Party insiders describe a ‘smoked salmon and scrambled egg offensive’ to woo big business ahead of the next election. This is compounded by the Labour front bench reportedly meeting with lobbyists for Amazon, one of the world’s most anti-worker employers, in recent weeks. It all paints a picture of a party that is intensely relaxed about injustice in the workplace.”

In The Guardian, political commentator Owen Jones took a similar line,

“What we’ve seen so far is not promising. No longer is the party committed to “create a single status of ‘worker’ for all but the genuinely self-employed”, which would address the misclassification of gig workers. Rather, a consultation will be held to “simplify” the workers’ rights framework. The question of whether millions of workers will qualify is left unanswered. What’s worse, this retreat from existing policy was briefed in the Financial Times as evidence of the party’s growing deference to big business.

Invited to comment further,a party official gloated that businesses are “running towards us – whether that’s donating money or sitting down with us to write our plans for growth”. This doesn’t generate much confidence that the party of Labour will side with workers.”

Jones also highlights the limited ambitions on collective bargaining, such a crucial part of the 2019 proposals and the New deal for Working People:

“Another key union aspiration is sectoral bargaining, where a collective agreement covers all workers in each sector of the economy, as is the norm in Denmark and Sweden. But Labour is only committed to its introduction in social care, with a review of its performance before being extended elsewhere. In a sector defined by precarity and a higher turnover of staff, this could prove hard to pull off.
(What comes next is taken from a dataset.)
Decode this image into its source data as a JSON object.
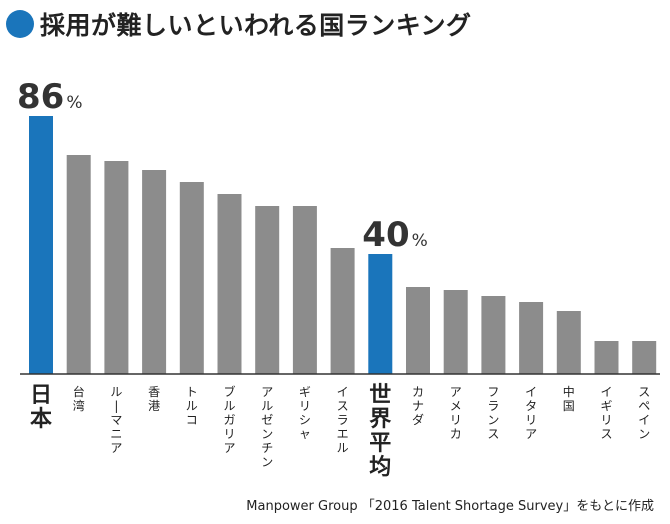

And the fear, again, is that it will go no further.”

And most recently, columnist Kenan Malik discussed the ‘Uberisation’ of the UK economy in The Guardian and Labour’s backtracking on casual workers:

“A study last year by the thinktanks Autonomy and the Centre for Labour and Social Studies on the “Uberisation” of the British economy observed how “insecurity” had “become an endemic part of British working life”. The kind of precarity once associated solely with the gig economy now spreads through many employment sectors: health and care, hospitality, cleaning, hair and beauty, and even “previously protected middle-class jobs in academia”.
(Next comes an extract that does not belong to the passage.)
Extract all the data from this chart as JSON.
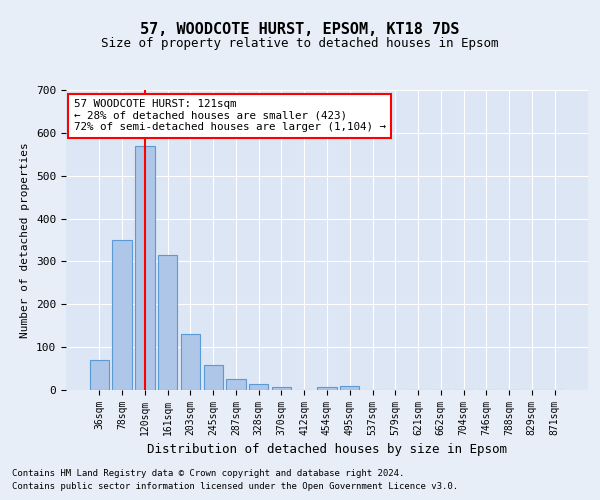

It was against this background that the Labour party pledged two years ago to erase the distinction between employee, worker and the bogus self-employed “by creating a single status of ‘worker’ for all but the genuinely self-employed”. All workers, “regardless of sector, wage, or contract type”, would be “afforded the same basic rights and protections”. This, as Labour’s green paper, A New Deal for Working People, observed, would ensure that employers would “no longer be able to treat their staff like regular employees while falsely claiming they are not, denying staff rights they are owed as employees”.
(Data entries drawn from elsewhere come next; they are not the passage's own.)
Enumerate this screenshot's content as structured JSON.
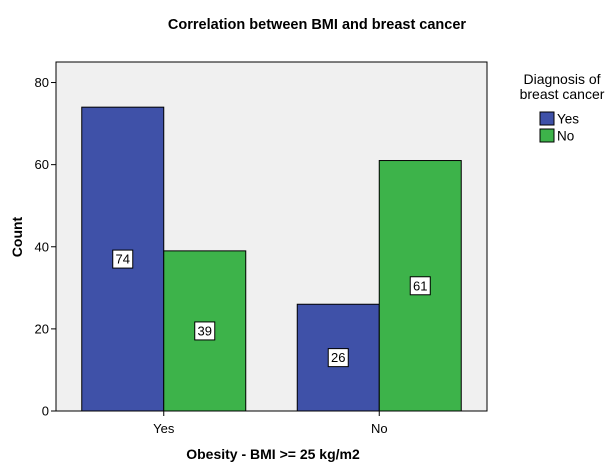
{
  "chart_data": {
    "type": "bar",
    "title": "Correlation between BMI and breast cancer",
    "xlabel": "Obesity - BMI >= 25 kg/m2",
    "ylabel": "Count",
    "categories": [
      "Yes",
      "No"
    ],
    "series": [
      {
        "name": "Yes",
        "values": [
          74,
          26
        ],
        "color": "#3f51a8"
      },
      {
        "name": "No",
        "values": [
          39,
          61
        ],
        "color": "#3db34a"
      }
    ],
    "ylim": [
      0,
      85
    ],
    "yticks": [
      0,
      20,
      40,
      60,
      80
    ],
    "grid": false,
    "data_labels": true,
    "legend": {
      "title_lines": [
        "Diagnosis of",
        "breast cancer"
      ],
      "position": "right"
    },
    "plot_background": "#f0f0f0"
  }
}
Now, Labour appears to have backtracked, reducing the pledge to a “consultation”. It is part of the attempt by the party to make itself “business-friendly” in the run-up to the election. Criticism of Labour’s original plans has focused on the supposed difficulties in formalising a distinction between “bogus” and “genuine” self-employed and on the harm that single status might do to businesses. Many countries – including France, Spain, Ireland and Australia – recognise only one category of worker and have no problem in distinguishing between an employee and someone self-employed.”